Wir machen Silvesterpause und schließen ab Montag die Kommentarfunktion für ein paar Tage.
  • Bitte die "Korbacher Petition " Unterzeichnen: https://www.openpetition.de/petition/online/korbacher-erklaerung-der-buergerinitiativen-gegen-fracking-deutschland

    Und wenn man Informationen rund um das Thema Fracking möchte, kann JedeR sich hier umfassend informieren:

    http://www.gegen-gasbohren.de/

     

    und

     

    www.ak-fracking.de

  • 8G
    8545 (Profil gelöscht)

    Wenn eine Partei Regierungsverantwortung bekommt, dann wird sie auch "gekauft".

    Die FDP war irgendwann auch mal eine liberale Bürgerrechtspartei.

    Die Grünen waren auch mal öko...

  • EG
    Ein Gasland Einwohner

    Und die hauchdünne Mehrheit bei den Landtagswahlen verdanken die Grünen u.a. auch ihren im Wahlkampf gegebenen Versprechen in Punkto Erdgasförderung und Fracking.

     

    Wir im Gasland Rotenburg/Verden haben denen leider geglaubt...

     

    Kein Wunder, dass Hr. Wenzel seinen für Anfang 2014 avisierten Besuch bei den Bürgerinitiativen vor Ort bis heute nicht eingehalten hat. Wenn er jetzt kommt wird es noch unangenehmer für ihn.

     

    Aber eins ist klar: Wir geben den Kampf hier nicht auf! Auch wenn es die Grünen scheinbar getan haben und sich der Erdgas- und Wirtschaftslobby gebeugt haben.

  • MM
    Max M.

    Und auf der Homepage der Grünen in Niederachsen wirbt man mit dem Slogan "Fracking stoppen" (vom 01.03.2014)

  • I
    Irgendwer

    Nicht das, was beteuert wird, ist Absicht, sondern das, was unter dem Strich geschieht.

     

    Beteuert werden gute Absichten, der Schutz zukünftiger Generationen, der Schutz der Natur, vor allem aber Sachverstand.

     

    Unter dem Strich bleibt aber übrig: Landschaftszerstörung, Sozialabbau durch eskalierende Spätschäden und vor allem der Dummspruch "Das haben wir alles nicht gewußt", gefolgt von endlosen Untersuchungsausschüssen, die herausfinden sollen, wer wann mit dem goldenen Handschlag verabschiedet werden soll, weil er nichts gewußt hat.

     

    Für das Volk gäbe es aber theoretisch einen Ausweg, nämlich vor der Wahlentscheidung auch mal das Gehirn einschalten.

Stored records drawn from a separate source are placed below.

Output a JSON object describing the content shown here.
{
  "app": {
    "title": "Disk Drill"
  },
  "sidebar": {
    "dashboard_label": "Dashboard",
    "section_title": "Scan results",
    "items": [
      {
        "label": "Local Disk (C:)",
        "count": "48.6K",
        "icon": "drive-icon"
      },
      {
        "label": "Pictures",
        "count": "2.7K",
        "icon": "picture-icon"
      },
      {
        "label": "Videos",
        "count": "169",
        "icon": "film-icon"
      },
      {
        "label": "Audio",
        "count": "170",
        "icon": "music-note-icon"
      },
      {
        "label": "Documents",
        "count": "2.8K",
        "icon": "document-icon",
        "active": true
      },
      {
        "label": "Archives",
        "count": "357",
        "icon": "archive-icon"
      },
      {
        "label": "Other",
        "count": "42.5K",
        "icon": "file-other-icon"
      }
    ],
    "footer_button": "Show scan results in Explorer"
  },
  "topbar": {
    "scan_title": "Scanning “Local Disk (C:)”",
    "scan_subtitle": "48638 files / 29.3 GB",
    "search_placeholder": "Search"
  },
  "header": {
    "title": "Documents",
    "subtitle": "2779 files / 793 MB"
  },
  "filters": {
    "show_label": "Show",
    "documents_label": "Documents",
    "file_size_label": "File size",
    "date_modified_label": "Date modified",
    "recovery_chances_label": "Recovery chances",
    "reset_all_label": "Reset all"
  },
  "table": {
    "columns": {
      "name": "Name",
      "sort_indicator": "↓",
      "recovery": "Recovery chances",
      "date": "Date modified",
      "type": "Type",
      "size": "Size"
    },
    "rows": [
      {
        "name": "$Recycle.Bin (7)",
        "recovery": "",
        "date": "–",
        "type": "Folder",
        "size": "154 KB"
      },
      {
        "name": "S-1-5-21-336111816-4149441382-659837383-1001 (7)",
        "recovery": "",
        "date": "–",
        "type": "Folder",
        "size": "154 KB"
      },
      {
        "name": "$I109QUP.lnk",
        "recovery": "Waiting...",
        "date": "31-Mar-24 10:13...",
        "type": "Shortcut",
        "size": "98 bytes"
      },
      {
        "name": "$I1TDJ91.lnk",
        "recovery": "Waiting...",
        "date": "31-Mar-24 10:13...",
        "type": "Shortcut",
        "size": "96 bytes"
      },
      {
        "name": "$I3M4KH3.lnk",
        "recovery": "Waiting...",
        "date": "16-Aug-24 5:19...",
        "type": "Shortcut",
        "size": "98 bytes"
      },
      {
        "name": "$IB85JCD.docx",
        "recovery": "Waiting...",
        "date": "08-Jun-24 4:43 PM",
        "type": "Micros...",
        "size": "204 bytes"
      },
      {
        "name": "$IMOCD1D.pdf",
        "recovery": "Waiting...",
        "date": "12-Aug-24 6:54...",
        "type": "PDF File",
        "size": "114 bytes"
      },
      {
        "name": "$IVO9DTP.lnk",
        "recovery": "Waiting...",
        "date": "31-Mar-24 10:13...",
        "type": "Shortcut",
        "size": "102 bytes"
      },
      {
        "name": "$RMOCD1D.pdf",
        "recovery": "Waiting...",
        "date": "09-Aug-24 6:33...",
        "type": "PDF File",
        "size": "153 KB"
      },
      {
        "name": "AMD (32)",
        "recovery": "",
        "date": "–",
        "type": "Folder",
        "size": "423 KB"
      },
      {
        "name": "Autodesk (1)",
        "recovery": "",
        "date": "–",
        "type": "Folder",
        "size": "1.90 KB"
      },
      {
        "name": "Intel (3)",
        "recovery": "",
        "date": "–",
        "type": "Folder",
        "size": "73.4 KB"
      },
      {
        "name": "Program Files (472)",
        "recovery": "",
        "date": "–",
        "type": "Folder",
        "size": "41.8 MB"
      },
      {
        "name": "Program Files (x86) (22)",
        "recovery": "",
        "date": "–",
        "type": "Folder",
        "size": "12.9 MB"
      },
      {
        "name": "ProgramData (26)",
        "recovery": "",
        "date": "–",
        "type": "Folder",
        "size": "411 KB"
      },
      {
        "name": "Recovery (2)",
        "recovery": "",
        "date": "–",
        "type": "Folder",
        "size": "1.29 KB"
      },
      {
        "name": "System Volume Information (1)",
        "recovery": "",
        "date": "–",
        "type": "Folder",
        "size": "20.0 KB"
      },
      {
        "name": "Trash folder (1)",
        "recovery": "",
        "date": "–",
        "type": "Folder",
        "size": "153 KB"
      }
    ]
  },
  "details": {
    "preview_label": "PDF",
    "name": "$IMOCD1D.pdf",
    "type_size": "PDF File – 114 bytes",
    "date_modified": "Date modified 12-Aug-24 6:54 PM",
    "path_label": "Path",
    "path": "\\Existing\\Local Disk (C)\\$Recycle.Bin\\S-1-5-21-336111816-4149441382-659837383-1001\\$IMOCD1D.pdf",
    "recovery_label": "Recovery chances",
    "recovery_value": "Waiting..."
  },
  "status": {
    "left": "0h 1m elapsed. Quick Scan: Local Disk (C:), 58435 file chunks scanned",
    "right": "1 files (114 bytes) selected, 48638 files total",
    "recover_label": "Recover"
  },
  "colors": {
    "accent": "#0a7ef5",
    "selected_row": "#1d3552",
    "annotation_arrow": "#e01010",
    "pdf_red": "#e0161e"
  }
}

  • Da bin ich jetzt wirklich sprachlos: Ein "grüner" Umweltminister will Fracking "unter strengen Auflagen grundsätzlich ermöglichen" bzw. (nur) versagen, "wenn Umweltgefahren nicht ausgeschlossen werden können“.

     

    Geht's noch? Steht dieser Herr Wenzel mit seinem Privatvermögen, hilfsweise mit seinem hohlen Kopf, dafür gerade, wenn das mit dem "Nicht-Ausschluss" dummerweise nicht geklappt hat?

     

    Es wird allmählich Zeit, dass das Volk zu den Waffen greift.

    • B
      bempo
      @Bitbändiger:

      Es scheint eher so, daß jemand anderes mit großem Vermögen für Herrn Wenzel geradesteht...

  • Wer hätte je gedacht, dass sich die Grünen zu den Wegbereitern des Frackings machen würden. Wenn eine Regierung umweltschädliche Projekte durchdrücken will, muss sie einfach die Grünen mit ins Boot holen, dann klappt das schon.

    • V
      vergesst_es
      @Hergen Hillen:

      "(...) Wer hätte je gedacht, dass sich die Grünen zu den Wegbereitern des Frackings machen würden.(...)"

       

      Ich! Wohne in Frankfurt und sehe, was dort passiert ist: "Gib ihnen Ämter, gib ihnen Macht, gib ihnen Geld - sie tun einfach alles dafür!"

       

      Immerhin ist für die EU-Wahl die 3%-Hürde gefallen, so daß man dann eine Partei wählen kann, die wirklich für ökologische Themen steht.

    • B
      bempo
      @Hergen Hillen:

      Ich warte nur noch auf das erste grüne Atomkraftwerk

    • MM
      Mr. Miyagi
      @Hergen Hillen:

      Sie haben die entscheidende Lektion noch nicht erkannt: Politiker und Parteien sind völlig irrelevant und austauschbar, die Entscheidungen machen andere.